Physics of turbulence spreading and explicit nonlocality

In this paper, we systematically derive a model for turbulence spreading from the basic kinetic equation. The model contains explicit nonlocal nonlinear diffusion and nonlocal growth. When the nonlocality scale parameter delta(b) (banana width) vanishes, this model reduces to the usual turbulence spreading model. We elucidate the mechanisms of nonlinear saturation and nonlocal growth. Results show that nonlocal effects, especially the nonlocal growth, thicken the turbulence spreading front and increase the speed of front propagation. More turbulence intensity penetrates the stable region when delta(b) increases.
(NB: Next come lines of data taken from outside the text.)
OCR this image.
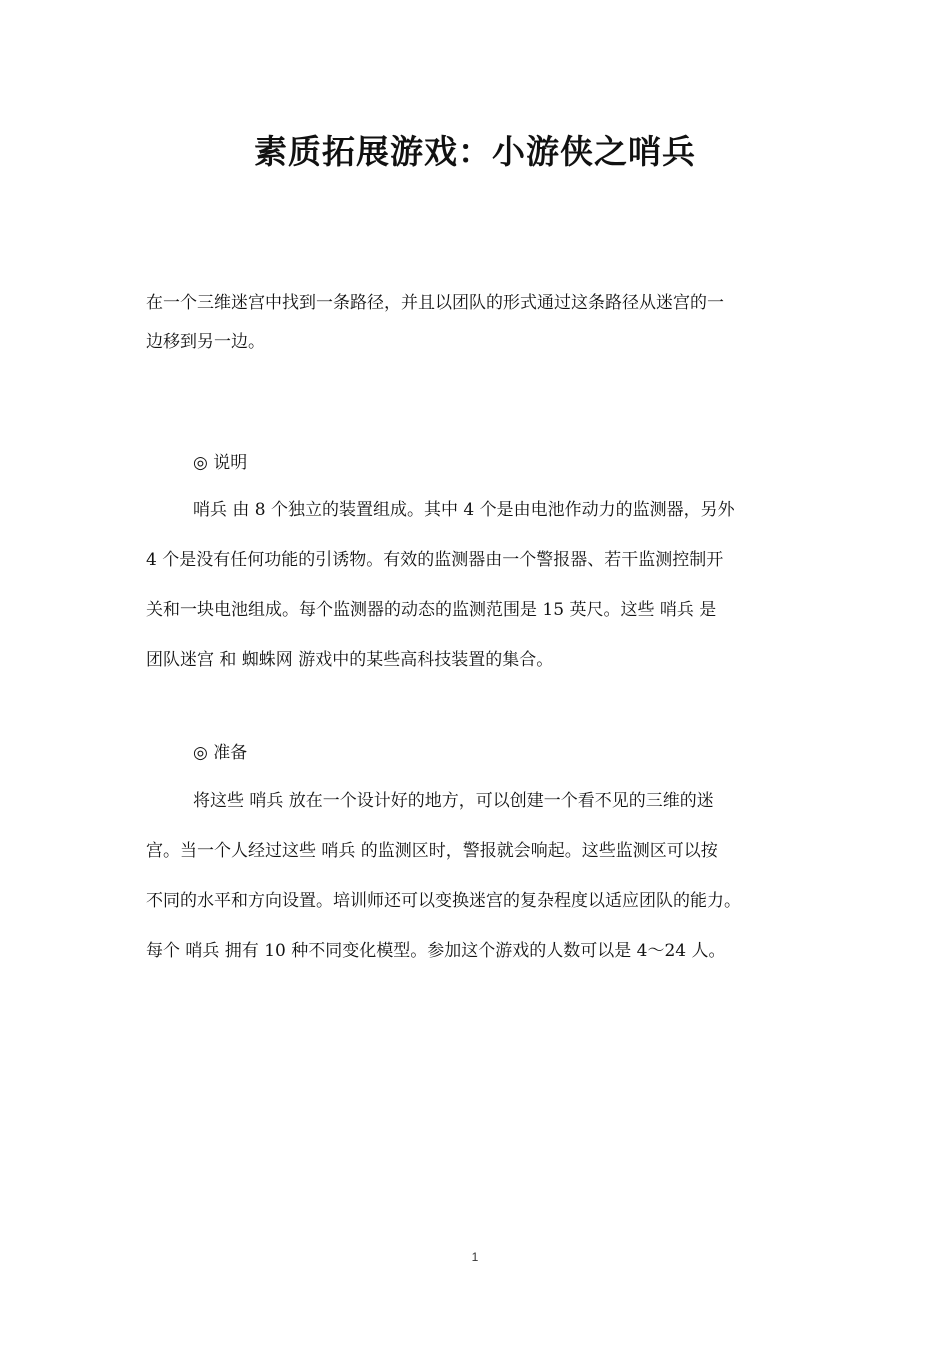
素质拓展游戏：小游侠之哨兵

在一个三维迷宫中找到一条路径，并且以团队的形式通过这条路径从迷宫的一

边移到另一边。

◎ 说明

哨兵 由 8 个独立的装置组成。其中 4 个是由电池作动力的监测器，另外

4 个是没有任何功能的引诱物。有效的监测器由一个警报器、若干监测控制开

关和一块电池组成。每个监测器的动态的监测范围是 15 英尺。这些 哨兵 是

团队迷宫 和 蜘蛛网 游戏中的某些高科技装置的集合。

◎ 准备

将这些 哨兵 放在一个设计好的地方，可以创建一个看不见的三维的迷

宫。当一个人经过这些 哨兵 的监测区时，警报就会响起。这些监测区可以按

不同的水平和方向设置。培训师还可以变换迷宫的复杂程度以适应团队的能力。

每个 哨兵 拥有 10 种不同变化模型。参加这个游戏的人数可以是 4～24 人。

1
The penetration depth Delta(p) is proportional to delta(b)/L-T, therefore the fraction of turbulence in the unstable region scales as 1 - delta (b*). The transport scales the same way.

Automated summary

In this paper, a model for turbulence spreading is derived from the basic kinetic equation, containing explicit nonlocal nonlinear diffusion and growth. The mechanisms of nonlinear saturation and nonlocal growth are elucidated, showing that nonlocal effects increase the thickness of the turbulence spreading front and speed up front propagation. A higher nonlocal scale parameter leads to more turbulence penetrating the stable region, with the penetration depth being proportional to the scale parameter.